A dupla enfim adentrou o local empurrando o tapete que usavam como cortina para não entrar areia. O cheiro de carne inundou Gabriel no mesmo momento, junto ao som de risos e conversas, o grupo de cinquenta e quatro pessoas estava quase todo no local faltando somente três que ficaram junto a Otto e Wesley para ajudar a arrumar as coisas. Uma fogueira grande foi acesa no centro onde a comida era assada, os pedaços suculentos de carne estavam embalados pelos espetos.
Todos levaram suas almofadas mais para perto das chamas, exceto por Bruna e Mike que ficaram em um lugar mais escuro trocando beijos vorazes, e era bom eles aproveitarem aquele momento pensou Gabriel. Os barris com destilado já estavam abertos a algum tempo, e canecas cheias de líquido rodavam de mão em mão, não demorou para os recém-chegados ganharem uma cada. Pelo canto dos olhos Gabriel viu Patrick dar um longo gole, virando todo o conteúdo da caneca de uma única vez, respirando junto ele segue o exemplo do outro.
O líquido fez sua boca e garganta arderem por um breve momento enquanto engolia, mas a sensação de quando chegou em seu estômago foi no mínimo peculiar. Por causa da Pílula de Carvão, o álcool era absolvido fazendo a droga inchar dentro do rapaz, que arrotou sonoramente ao esvaziar sua caneca. Vivas e aplausos animados percorreram a multidão.

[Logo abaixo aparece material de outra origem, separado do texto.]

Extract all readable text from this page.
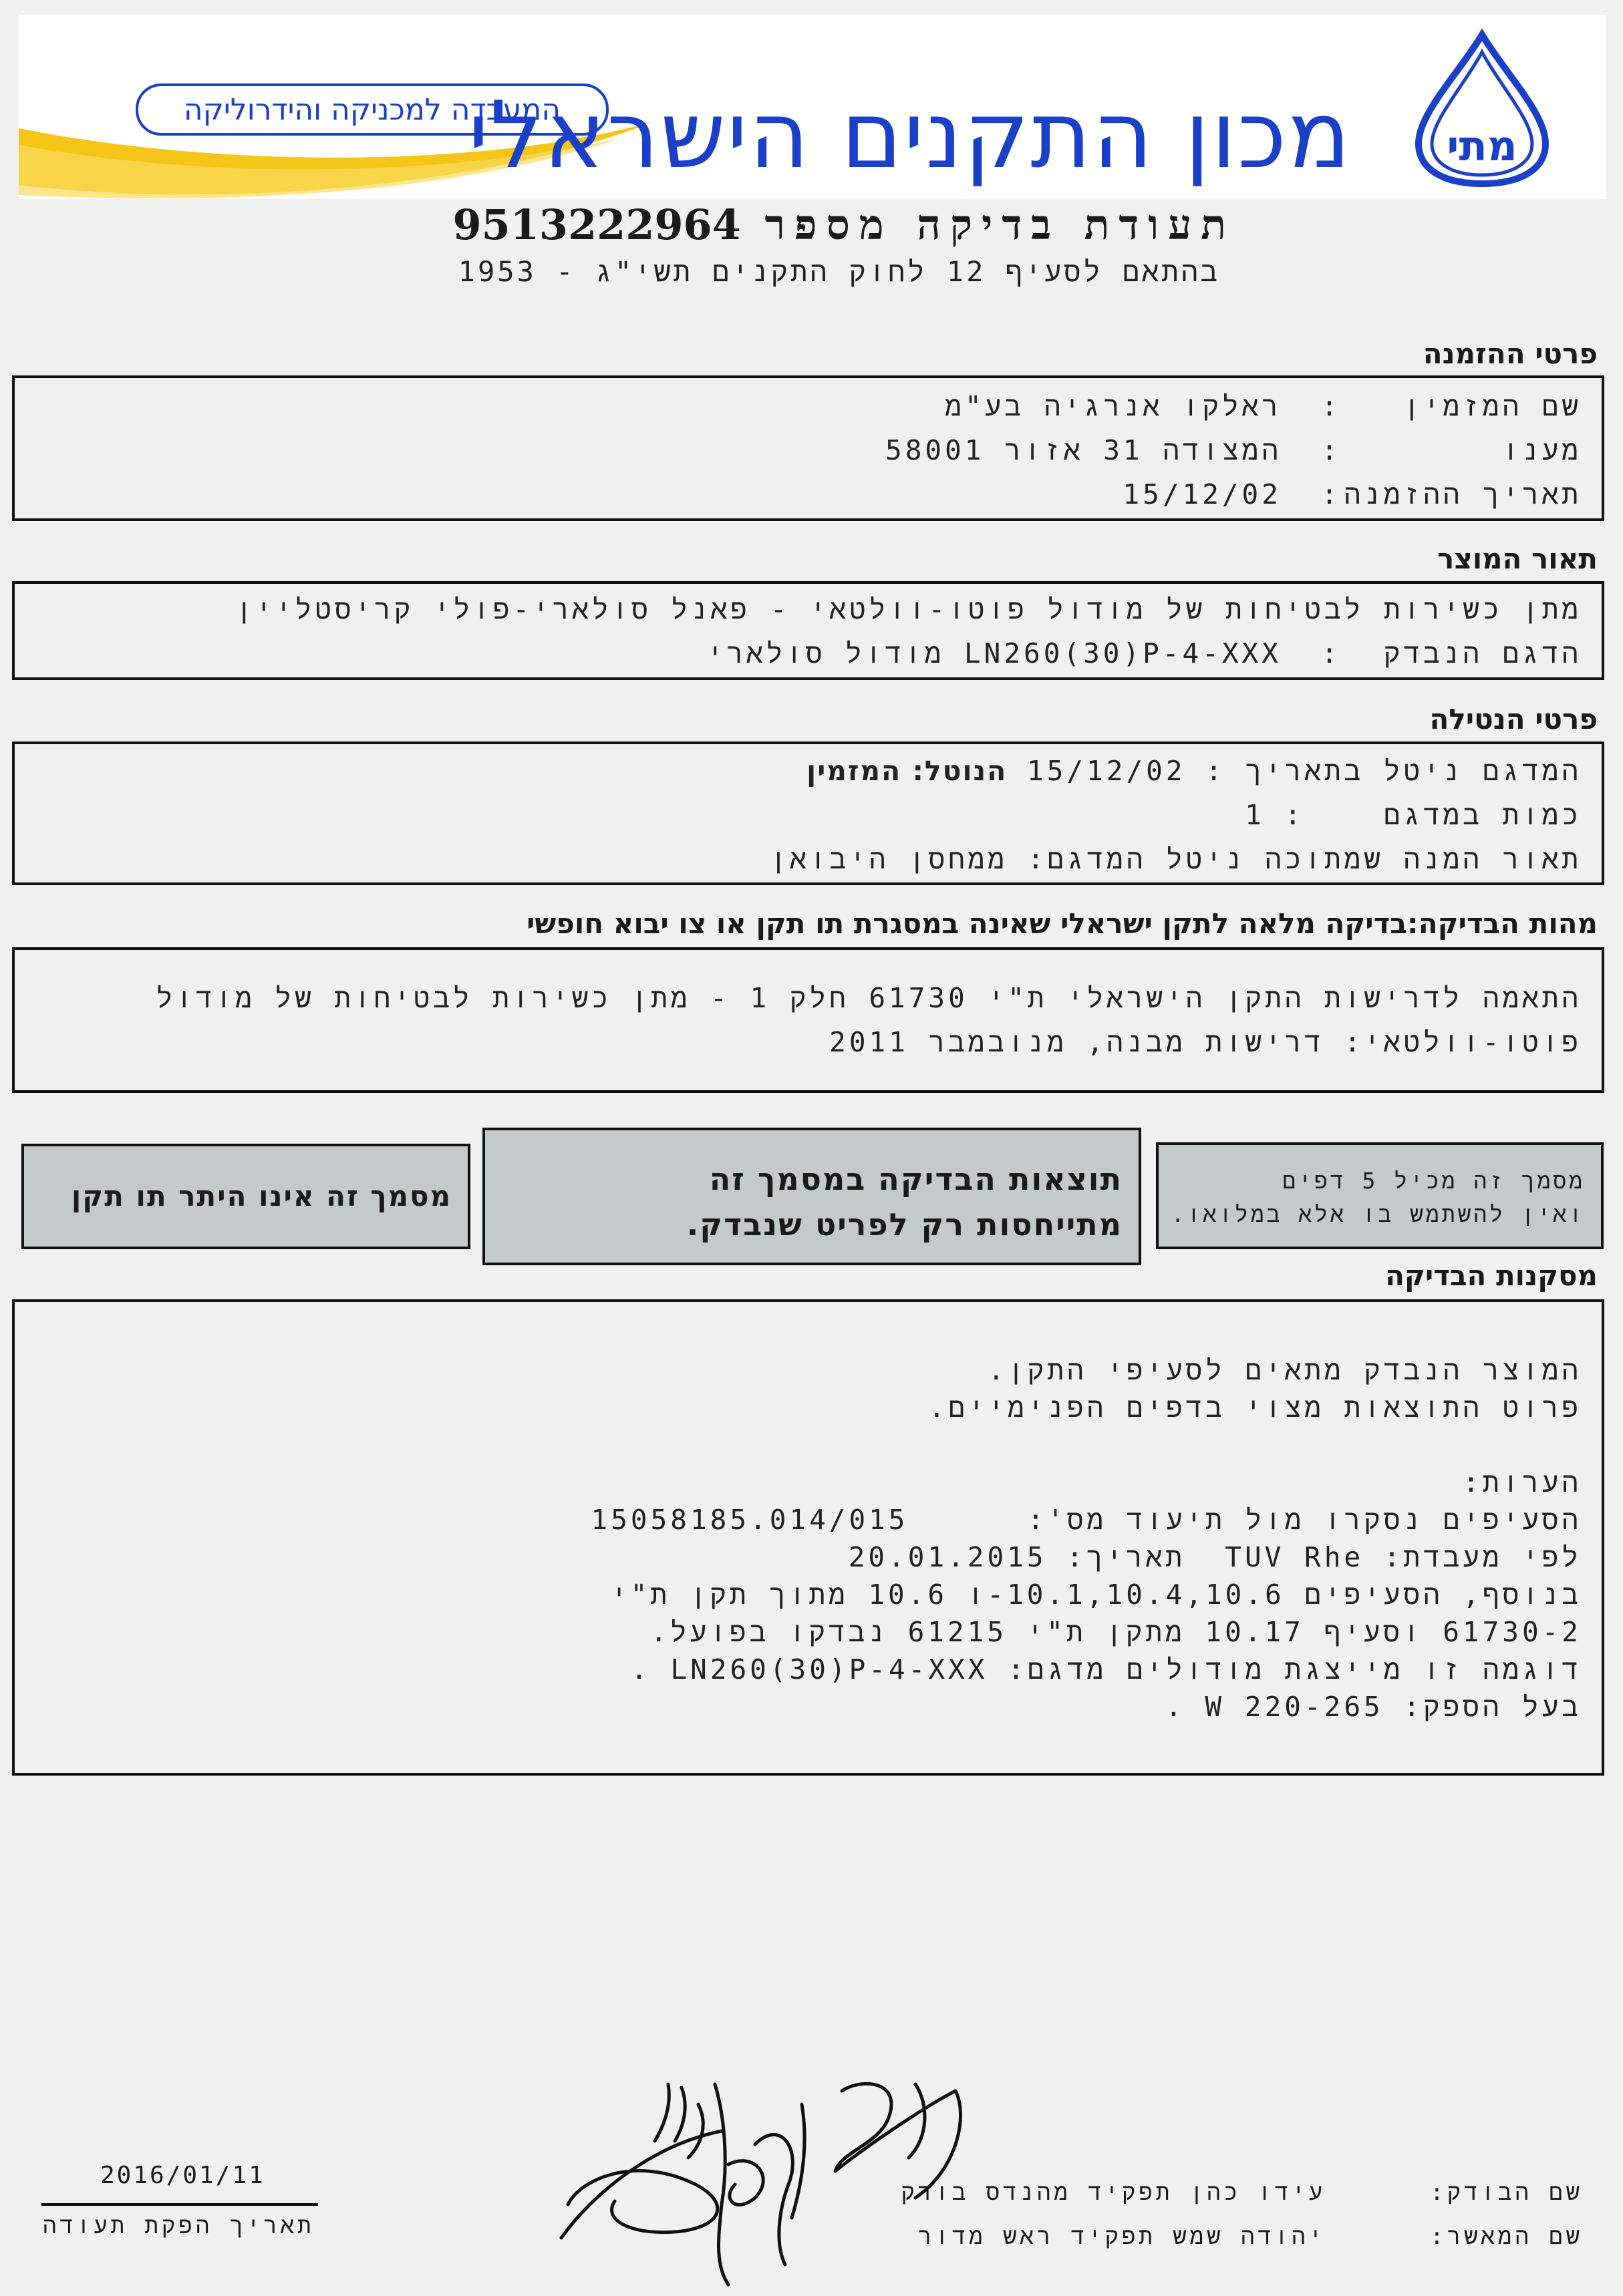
המעבדה למכניקה והידרוליקה
מכון התקנים הישראלי מתי
תעודת בדיקה מספר 9513222964
בהתאם לסעיף 12 לחוק התקנים תשי"ג - 1953
פרטי ההזמנה
שם המזמין:  ראלקו אנרגיה בע"מ
מענו:  המצודה 31 אזור 58001
תאריך ההזמנה:  15/12/02
תאור המוצר
מתן כשירות לבטיחות של מודול פוטו-וולטאי - פאנל סולארי-פולי קריסטליין
הדגם הנבדק:  LN260(30)P-4-XXX מודול סולארי
פרטי הנטילה
המדגם ניטל בתאריך : 15/12/02 הנוטל: המזמין
כמות במדגם    : 1
תאור המנה שמתוכה ניטל המדגם: ממחסן היבואן
מהות הבדיקה:בדיקה מלאה לתקן ישראלי שאינה במסגרת תו תקן או צו יבוא חופשי
התאמה לדרישות התקן הישראלי ת"י 61730 חלק 1 - מתן כשירות לבטיחות של מודול
פוטו-וולטאי: דרישות מבנה, מנובמבר 2011
מסמך זה מכיל 5 דפים
ואין להשתמש בו אלא במלואו.
תוצאות הבדיקה במסמך זה
מתייחסות רק לפריט שנבדק.
מסמך זה אינו היתר תו תקן
מסקנות הבדיקה
המוצר הנבדק מתאים לסעיפי התקן.
פרוט התוצאות מצוי בדפים הפנימיים.
הערות:
הסעיפים נסקרו מול תיעוד מס':      15058185.014/015
לפי מעבדת: TUV Rhe  תאריך: 20.01.2015
בנוסף, הסעיפים 10.1,10.4,10.6-ו 10.6 מתוך תקן ת"י
61730-2 וסעיף 10.17 מתקן ת"י 61215 נבדקו בפועל.
דוגמה זו מייצגת מודולים מדגם: LN260(30)P-4-XXX .
בעל הספק: 220-265 W .
2016/01/11
תאריך הפקת תעודה
שם הבודק:
עידו כהן תפקיד מהנדס בודק
שם המאשר:
יהודה שמש תפקיד ראש מדור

Duas almofadas verde lodo estavam desocupadas em um canto, Gabriel foi até elas as trazendo para junto dos outros que somente seguiam ele com os olhos, se acomodou de frente para Patrick que tinha um lugar especial para si.

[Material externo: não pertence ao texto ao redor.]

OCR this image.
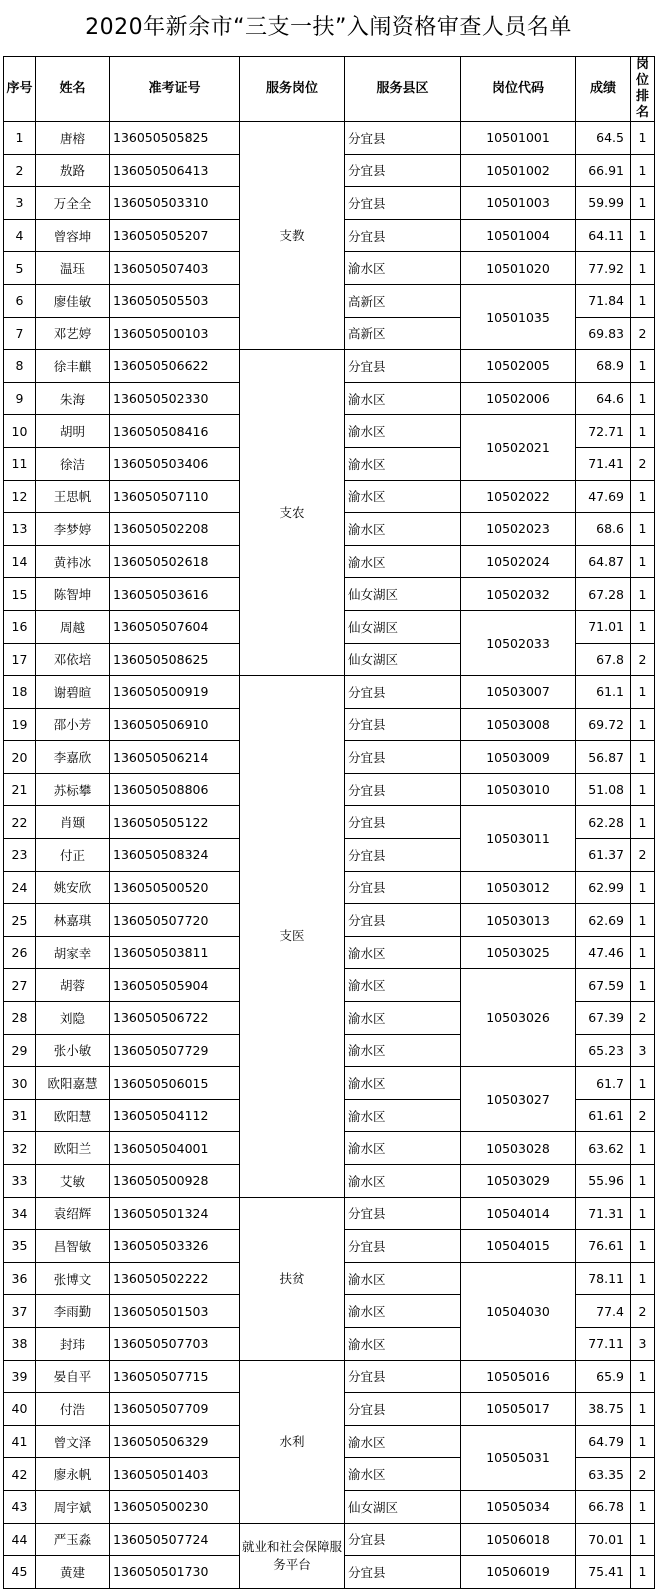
2020年新余市“三支一扶”入闱资格审查人员名单
序号	姓名	准考证号	服务岗位	服务县区	岗位代码	成绩	岗位排名
1	唐榕	136050505825	支教	分宜县	10501001	64.5	1
2	敖路	136050506413		分宜县	10501002	66.91	1
3	万全全	136050503310		分宜县	10501003	59.99	1
4	曾容坤	136050505207		分宜县	10501004	64.11	1
5	温珏	136050507403		渝水区	10501020	77.92	1
6	廖佳敏	136050505503		高新区	10501035	71.84	1
7	邓艺婷	136050500103		高新区		69.83	2
8	徐丰麒	136050506622	支农	分宜县	10502005	68.9	1
9	朱海	136050502330		渝水区	10502006	64.6	1
10	胡明	136050508416		渝水区	10502021	72.71	1
11	徐洁	136050503406		渝水区		71.41	2
12	王思帆	136050507110		渝水区	10502022	47.69	1
13	李梦婷	136050502208		渝水区	10502023	68.6	1
14	黄祎冰	136050502618		渝水区	10502024	64.87	1
15	陈智坤	136050503616		仙女湖区	10502032	67.28	1
16	周越	136050507604		仙女湖区	10502033	71.01	1
17	邓依培	136050508625		仙女湖区		67.8	2
18	谢碧暄	136050500919	支医	分宜县	10503007	61.1	1
19	邵小芳	136050506910		分宜县	10503008	69.72	1
20	李嘉欣	136050506214		分宜县	10503009	56.87	1
21	苏标攀	136050508806		分宜县	10503010	51.08	1
22	肖颋	136050505122		分宜县	10503011	62.28	1
23	付正	136050508324		分宜县		61.37	2
24	姚安欣	136050500520		分宜县	10503012	62.99	1
25	林嘉琪	136050507720		分宜县	10503013	62.69	1
26	胡家幸	136050503811		渝水区	10503025	47.46	1
27	胡蓉	136050505904		渝水区	10503026	67.59	1
28	刘隐	136050506722		渝水区		67.39	2
29	张小敏	136050507729		渝水区		65.23	3
30	欧阳嘉慧	136050506015		渝水区	10503027	61.7	1
31	欧阳慧	136050504112		渝水区		61.61	2
32	欧阳兰	136050504001		渝水区	10503028	63.62	1
33	艾敏	136050500928		渝水区	10503029	55.96	1
34	袁绍辉	136050501324	扶贫	分宜县	10504014	71.31	1
35	昌智敏	136050503326		分宜县	10504015	76.61	1
36	张博文	136050502222		渝水区	10504030	78.11	1
37	李雨勤	136050501503		渝水区		77.4	2
38	封玮	136050507703		渝水区		77.11	3
39	晏自平	136050507715	水利	分宜县	10505016	65.9	1
40	付浩	136050507709		分宜县	10505017	38.75	1
41	曾文泽	136050506329		渝水区	10505031	64.79	1
42	廖永帆	136050501403		渝水区		63.35	2
43	周宇斌	136050500230		仙女湖区	10505034	66.78	1
44	严玉淼	136050507724	就业和社会保障服务平台	分宜县	10506018	70.01	1
45	黄建	136050501730		分宜县	10506019	75.41	1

— A música já vai começar, ou não? — Questionou Gabriel, que soltou as almofadas e foi até o barril de destilado aberto, já pela metade. Enfiou a caneca no líquido transparente a enchendo.
— Ronaldo disse que precisava afinar as notas — falou um senhor calvo com olhos grandes e agitados. — O que é uma lorota! Ele fica dia e noite mexendo naquele instrumento.

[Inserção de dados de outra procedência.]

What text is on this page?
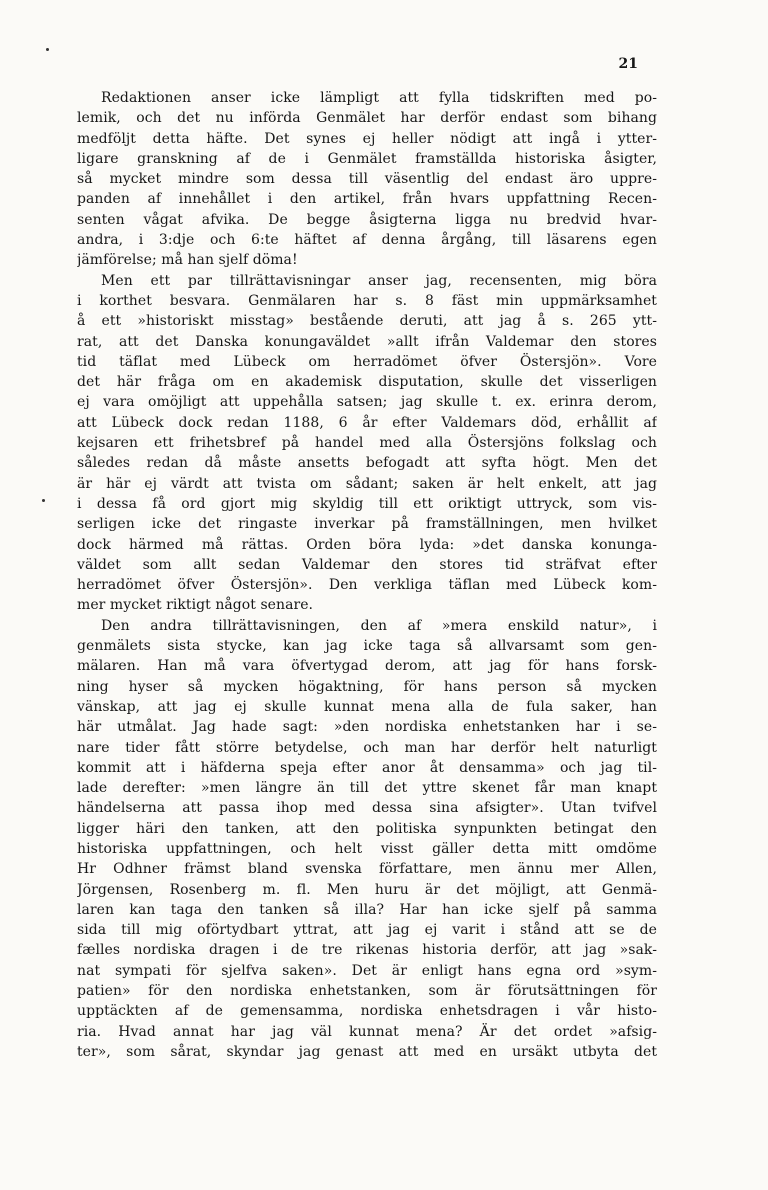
21
Redaktionen anser icke lämpligt att fylla tidskriften med po-
lemik, och det nu införda Genmälet har derför endast som bihang
medföljt detta häfte. Det synes ej heller nödigt att ingå i ytter-
ligare granskning af de i Genmälet framställda historiska åsigter,
så mycket mindre som dessa till väsentlig del endast äro uppre-
panden af innehållet i den artikel, från hvars uppfattning Recen-
senten vågat afvika. De begge åsigterna ligga nu bredvid hvar-
andra, i 3:dje och 6:te häftet af denna årgång, till läsarens egen
jämförelse; må han sjelf döma!
Men ett par tillrättavisningar anser jag, recensenten, mig böra
i korthet besvara. Genmälaren har s. 8 fäst min uppmärksamhet
å ett »historiskt misstag» bestående deruti, att jag å s. 265 ytt-
rat, att det Danska konungaväldet »allt ifrån Valdemar den stores
tid täflat med Lübeck om herradömet öfver Östersjön». Vore
det här fråga om en akademisk disputation, skulle det visserligen
ej vara omöjligt att uppehålla satsen; jag skulle t. ex. erinra derom,
att Lübeck dock redan 1188, 6 år efter Valdemars död, erhållit af
kejsaren ett frihetsbref på handel med alla Östersjöns folkslag och
således redan då måste ansetts befogadt att syfta högt. Men det
är här ej värdt att tvista om sådant; saken är helt enkelt, att jag
i dessa få ord gjort mig skyldig till ett oriktigt uttryck, som vis-
serligen icke det ringaste inverkar på framställningen, men hvilket
dock härmed må rättas. Orden böra lyda: »det danska konunga-
väldet som allt sedan Valdemar den stores tid sträfvat efter
herradömet öfver Östersjön». Den verkliga täflan med Lübeck kom-
mer mycket riktigt något senare.
Den andra tillrättavisningen, den af »mera enskild natur», i
genmälets sista stycke, kan jag icke taga så allvarsamt som gen-
mälaren. Han må vara öfvertygad derom, att jag för hans forsk-
ning hyser så mycken högaktning, för hans person så mycken
vänskap, att jag ej skulle kunnat mena alla de fula saker, han
här utmålat. Jag hade sagt: »den nordiska enhetstanken har i se-
nare tider fått större betydelse, och man har derför helt naturligt
kommit att i häfderna speja efter anor åt densamma» och jag til-
lade derefter: »men längre än till det yttre skenet får man knapt
händelserna att passa ihop med dessa sina afsigter». Utan tvifvel
ligger häri den tanken, att den politiska synpunkten betingat den
historiska uppfattningen, och helt visst gäller detta mitt omdöme
Hr Odhner främst bland svenska författare, men ännu mer Allen,
Jörgensen, Rosenberg m. fl. Men huru är det möjligt, att Genmä-
laren kan taga den tanken så illa? Har han icke sjelf på samma
sida till mig oförtydbart yttrat, att jag ej varit i stånd att se de
fælles nordiska dragen i de tre rikenas historia derför, att jag »sak-
nat sympati för sjelfva saken». Det är enligt hans egna ord »sym-
patien» för den nordiska enhetstanken, som är förutsättningen för
upptäckten af de gemensamma, nordiska enhetsdragen i vår histo-
ria. Hvad annat har jag väl kunnat mena? Är det ordet »afsig-
ter», som sårat, skyndar jag genast att med en ursäkt utbyta det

— Sim — concordou Gabriel sentado em seu lugar junto aos outros. — Para falar a verdade eu nunca o vi ajudar em nada, ou conseguir afinar o violão.
— Como se atrevem — Censurou rispidamente Ronaldo, que estava um pouco afastado do grupo enquanto dedilhava as cordas do violão. — Não se deve apressar a arte, e para a informação não só dos dois, mas de todos desse bando, eu sou o músico desse grupo.
— Um brinde a nosso músico então! — brandou Gabriel, que foi seguido por uma salva de gritos cheios de elogios exagerados ao músico junto a obscenidades que fariam até mesmo um trabalhador noturno ficar sem jeito, e levaram quase ao mesmo tempo as canecas a boca. Gabriel somente encostou a boca no objeto não engolindo, pois a sensação em sua barriga era incômoda, mas seguiu o fluxo da multidão fazendo o possível para não deixar o líquido escorrer pelo canto da boca.
Se aproveitando do alvoroço, Gabriel desce a caneca quase cheia, derrubando o máximo da bebida que conseguiu, deixando sua mão completamente ensopada por álcool, mas pelo menos assim ninguém iria notar em seu copo que não esvaziava não importava o quanto ele tomava. Não que ele achasse que isso iria acontecer no meio daquela algazarra, mas antes prevenir do que remediar.
Novos brindes foram oferecidos para os mais diversos motivos, desde um falso aniversário que alguém jurava estar fazendo, até mesmo a pessoa com os dentes mais limpos do lugar, o que causou um certo furor por alguns instantes e quase uma troca de socos, pois também brindaram a boca mais desagradável, dando a uma jovem a alcunha de boca de cemitério.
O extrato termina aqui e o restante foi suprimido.